This may sound hard to believe, but I can say with almost complete certainty that October marked the first time I saw a real, live turkey up close and personal. Sure, I may have seen one at the zoo, and definitely have seen the turkey the President pardons every year, but I have never seen one on a farm … you know, livin’ a turkey life in a turkey’s paradise before they end up on a holiday table. (Or not. Who knows, maybe this farm just keeps turkeys as pets.) (And if you didn’t read ‘livin’ a turkey life in a turkey’s paradise’ a la Coolio’s Gangsta’s Paradise, I’ll give you a few seconds o go back and read it again like Busta. … … … … … … … … … there. Wasn’t that fun?)
A few things about turkeys:
1) Their gobbling is entertaining. The rafter of turkeys we saw would all gobble together after the biggest one did – kind of like an echo. (And, no, I didn’t know it was a ‘rafter of turkeys’. I Googled.) They also grunt, which is slightly disconcerting. The gobbling, however, is a pretty neat sound. Startling at first because it comes on suddenly and sounds guttural and frenetic, not like the pleasant, almost melodic ‘gobble, gobble, gobble’ as we’ve all come to say (especially as we read our children books!), but more like ‘gahble,gahble,gahble’ – super fast and clucky, like the turkey is on speed and scared to death. After their initial shock at the sound, our kids giggled uncontrollably. (Well, until they realized that turkeys, and their chicken neighbors right next door, actually kinda stink, which brings me to my next point…)
2) Turkeys (and their chicken friends) stink. I mean, I didn’t expect them to smell delicious like they do after roasting in an oven, but I also didn’t expect my nostrils to burn. Luckily, this particular farm kept the poultry birds outside, with an optional in-house coop, so it wasn’t as offensive to this “city” family’s noses, but definitely still rank enough that you didn’t want to hang around long.
3) Feathers are not my favorite. Turkeys do this thing like peacocks, where they raise their tail feathers, albeit in a decidedly less dramatic fashion. We could see where the feathers entered the skin on some of the turkeys, which was …yea. No. I can’t unsee that.
4) Turkey skin – as in the caruncle and waddle – is just as you’d imagine it, except picture it with little black hairs and giant pores.

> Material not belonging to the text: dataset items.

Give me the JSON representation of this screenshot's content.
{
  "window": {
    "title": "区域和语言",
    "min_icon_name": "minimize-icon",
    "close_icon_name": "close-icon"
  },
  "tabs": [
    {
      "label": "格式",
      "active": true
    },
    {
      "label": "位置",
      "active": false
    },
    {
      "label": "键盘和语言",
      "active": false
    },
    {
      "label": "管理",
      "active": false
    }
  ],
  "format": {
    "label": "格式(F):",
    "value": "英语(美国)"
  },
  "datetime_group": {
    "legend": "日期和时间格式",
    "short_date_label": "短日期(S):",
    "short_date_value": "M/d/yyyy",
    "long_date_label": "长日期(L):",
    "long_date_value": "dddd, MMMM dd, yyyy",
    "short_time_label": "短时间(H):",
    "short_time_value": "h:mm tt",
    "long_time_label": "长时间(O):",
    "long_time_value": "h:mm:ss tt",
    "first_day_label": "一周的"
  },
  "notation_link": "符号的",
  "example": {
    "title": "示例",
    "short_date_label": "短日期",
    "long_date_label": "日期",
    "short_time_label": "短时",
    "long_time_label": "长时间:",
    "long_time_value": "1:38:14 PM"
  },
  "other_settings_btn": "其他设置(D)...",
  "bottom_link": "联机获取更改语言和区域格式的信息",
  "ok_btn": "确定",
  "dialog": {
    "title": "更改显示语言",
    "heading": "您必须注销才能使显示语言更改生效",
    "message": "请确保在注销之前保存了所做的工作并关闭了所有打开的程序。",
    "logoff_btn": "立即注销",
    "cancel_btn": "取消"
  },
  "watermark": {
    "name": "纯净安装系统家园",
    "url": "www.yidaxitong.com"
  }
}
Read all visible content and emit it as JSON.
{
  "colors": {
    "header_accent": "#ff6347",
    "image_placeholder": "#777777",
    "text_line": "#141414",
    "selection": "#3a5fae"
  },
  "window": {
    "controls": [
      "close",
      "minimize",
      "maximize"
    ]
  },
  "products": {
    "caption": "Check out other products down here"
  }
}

I wanted to touch it, but since the skin changes from gray to red, white, and blue (how about that!) when a turkey is stressed or excited, and not one turkey in the rafter had gray skin … I decided I my love for fingers was more precious to me than the desire to know what that turkey skin feels like.
As we were checking out the turkeys, Grace made the connection that when I serve her turkey, I am actually serving her an animal. She exclaimed, “Wait! Those are turkeys?! Like the ones we eat?” I said, “Yes.” She crinkled up her nose and said, “Ew.”